Le noir et le rouge arrêtent les réfugiés : la crise aux frontières allemandes s'aggrave !
Table ronde à Märkisch-Oderland sur la politique migratoire actuelle : défis, procédures d'asile et coopération européenne.

Le noir et le rouge arrêtent les réfugiés : la crise aux frontières allemandes s'aggrave !
Avec une orientation politique claire, le gouvernement fédéral tente de surmonter les défis de la migration aux frontières. Depuis l’arrivée au pouvoir de la coalition Noir-Rouge, on a constaté une augmentation notable du rejet des personnes cherchant protection aux frontières allemandes. Le ministre fédéral de l'Intérieur Alexander Dobrindt (CSU) a ordonné à la police fédérale de refouler les demandeurs d'asile, qu'ils demandent ou non une protection. Dobrindt soutient que le pays de l'UE responsable des procédures d'asile correspond au pays dans lequel les personnes sont entrées pour la première fois. Ces décisions suscitent l’irritation des pays voisins comme la Pologne et l’Autriche, qui surveillent de près l’évolution de la politique allemande sur cette question. [Inforadio rapporte que](https://www.inforadio.de/rubriken/debatte/das-forum/2025/06/migrationspolitik- Grenzkontrollele-fluechtling-zurueckweise-ab Schiebe.html) le débat sur cette politique soulève des questions pertinentes sur l'avenir de la politique d'asile allemande, notamment en ce qui concerne l'humanisme, la compassion et la nécessité de l'immigration pour sécuriser la main-d'œuvre dans une société vieillissante.
Dans ce contexte, l'Association des villes et communes a alerté de manière urgente sur le fait que les communes allemandes sont à leurs limites et a appelé à une réduction de la migration. En raison notamment du nombre toujours élevé de réfugiés, des enquêtes ont montré qu'une majorité de la population soutient cette demande. Une table ronde a eu lieu le 15 juin 2025, animée par Sascha Hingst. Parmi les invités figuraient Friedemann Hanke, administrateur adjoint du district de Märkisch-Oderland (CDU), et Karl Kopp, directeur général de ProAsyl, ainsi que d'autres experts. Cet événement est le résultat d'une coopération entre rbb 24 Inforadio et l'Académie européenne de Berlin.

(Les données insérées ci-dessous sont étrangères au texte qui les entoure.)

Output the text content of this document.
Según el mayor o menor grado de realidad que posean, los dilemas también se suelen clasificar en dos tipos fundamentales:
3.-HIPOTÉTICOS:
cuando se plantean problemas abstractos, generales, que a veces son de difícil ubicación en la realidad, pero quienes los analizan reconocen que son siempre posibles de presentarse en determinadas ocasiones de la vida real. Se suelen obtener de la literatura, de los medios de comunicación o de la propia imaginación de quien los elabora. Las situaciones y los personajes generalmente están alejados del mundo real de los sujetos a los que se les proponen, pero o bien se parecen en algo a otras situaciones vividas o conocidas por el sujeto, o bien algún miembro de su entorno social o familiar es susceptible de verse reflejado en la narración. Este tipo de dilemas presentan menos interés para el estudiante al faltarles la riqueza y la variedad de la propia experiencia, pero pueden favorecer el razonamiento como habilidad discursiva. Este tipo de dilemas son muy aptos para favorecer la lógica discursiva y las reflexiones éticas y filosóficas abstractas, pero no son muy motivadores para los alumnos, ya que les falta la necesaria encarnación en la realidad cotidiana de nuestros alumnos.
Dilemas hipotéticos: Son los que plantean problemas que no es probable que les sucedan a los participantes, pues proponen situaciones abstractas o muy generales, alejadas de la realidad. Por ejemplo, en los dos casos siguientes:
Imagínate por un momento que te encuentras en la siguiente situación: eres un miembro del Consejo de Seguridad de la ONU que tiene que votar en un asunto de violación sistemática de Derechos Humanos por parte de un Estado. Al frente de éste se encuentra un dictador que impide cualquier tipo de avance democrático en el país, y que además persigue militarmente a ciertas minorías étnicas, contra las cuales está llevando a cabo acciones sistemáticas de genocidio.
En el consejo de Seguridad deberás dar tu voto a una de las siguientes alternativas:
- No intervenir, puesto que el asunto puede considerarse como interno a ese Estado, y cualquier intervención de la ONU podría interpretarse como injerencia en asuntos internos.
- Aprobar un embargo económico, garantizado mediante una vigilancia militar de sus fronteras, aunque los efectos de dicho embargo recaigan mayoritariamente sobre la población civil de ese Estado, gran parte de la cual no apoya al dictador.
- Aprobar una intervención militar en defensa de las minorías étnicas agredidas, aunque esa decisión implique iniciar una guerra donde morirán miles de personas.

Nouvelles exigences de l’UE en matière de politique migratoire
Parallèlement aux développements en Allemagne, le Parlement européen a approuvé un nouveau paquet sur la migration et l'asile, qui a été adopté le 8 avril 2024 à une majorité de 322 voix contre 266. Ce paquet oblige les États membres à déménager, à apporter des contributions financières ou à fournir une assistance technique aux demandeurs d'asile ou à ceux qui ont besoin d'une protection internationale. Le communiqué de presse officiel du Parlement européen précise que les règles de Dublin ont été révisées pour clarifier plus clairement quel pays de l'UE est responsable des demandes d'asile.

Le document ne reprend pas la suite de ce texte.